Алексей Зверев - Набоков
Семь лет, с 1950-го по 1957-й, «Онегин» оставался для Набокова главным литературным делом, хотя за те же годы были написаны и «Лолита», и «Пнин». Но именно комментарий служил живой нитью, тянущейся к тому миру, который вместил в себя все самое насущное для Набокова, олицетворяя ценности, признанные им неподдельными и незаменимыми: творческий гений и духовный аристократизм. Вероятно, оттого он и воспринимал критические отзывы о своем «Онегине» так болезненно, ввязываясь в полемику с рецензентами, которую запретил себе еще в бытность Сириным.
Полемика сохранила интерес только для тех, кто изучает литературную биографию Набокова, «Онегин» — во всяком случае, комментарий — значителен как творческое свершение, а еще больше — как живое свидетельство пожизненной набоковской приверженности миру русской культуры, создавшей Пушкина. Может быть, как последнее яркое свидетельство такого рода.
* * *Успех «Лолиты» означал для Набокова свободу от докуки житейских тревог и забот. Можно было наконец осуществить давнюю мечту, которая повелевала полностью отдаться литературе и энтомологии: в равной мере тому и другому. С Корнеллом пора было расстаться — после десяти лет скорее любви, чем размолвки. Последнюю лекцию Набоков прочел 19 января 1959-го.

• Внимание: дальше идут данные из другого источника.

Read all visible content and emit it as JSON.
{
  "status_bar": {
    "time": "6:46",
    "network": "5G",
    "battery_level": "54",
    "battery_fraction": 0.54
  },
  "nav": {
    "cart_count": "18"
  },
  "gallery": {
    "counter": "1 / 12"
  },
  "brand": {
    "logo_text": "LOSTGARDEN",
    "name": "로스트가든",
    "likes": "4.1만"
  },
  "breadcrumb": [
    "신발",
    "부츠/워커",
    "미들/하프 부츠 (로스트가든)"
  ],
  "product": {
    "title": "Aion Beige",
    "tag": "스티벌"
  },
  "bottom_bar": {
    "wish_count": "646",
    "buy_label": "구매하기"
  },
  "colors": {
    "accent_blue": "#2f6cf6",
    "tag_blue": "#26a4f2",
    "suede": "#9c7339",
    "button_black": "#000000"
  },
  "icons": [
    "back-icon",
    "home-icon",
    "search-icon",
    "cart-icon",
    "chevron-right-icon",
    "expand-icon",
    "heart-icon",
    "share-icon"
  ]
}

Пока «бедная девочка» вела полулегальное существование, ее создатель серьезно опасался за свое профессорское благоденствие. Меру ханжества, скрываемого за либеральными речами, которые обожает американский обыватель, он представлял себе достаточно хорошо и даже коллег по Корнеллу, внушавших ему доверие, долго предпочитал держать в неведении относительно основного сюжетного хода, придуманного очень давно, еще перед войной, когда был написан «Волшебник». Однако две зеленые книжки издания Жиродиа появились и в Итаке. Прослышав о сенсации, на них набросились с неуемной жадностью. Набокову докучали просьбами об автографе. Тем, кто блистал в его семинаре — Альфреду Аппелу, Дику Баксбауму, — он подписывал титульный лист, внизу рисуя бабочку. Считалось, что бабочка в качестве подписи — его отличительный знак, но на самом деле это было заимствование, хотя, возможно, неосознанное: за полвека до Набокова бабочку рисовал в конце своих писем английский художник Джеймс Уистлер, приятель Оскара Уайльда.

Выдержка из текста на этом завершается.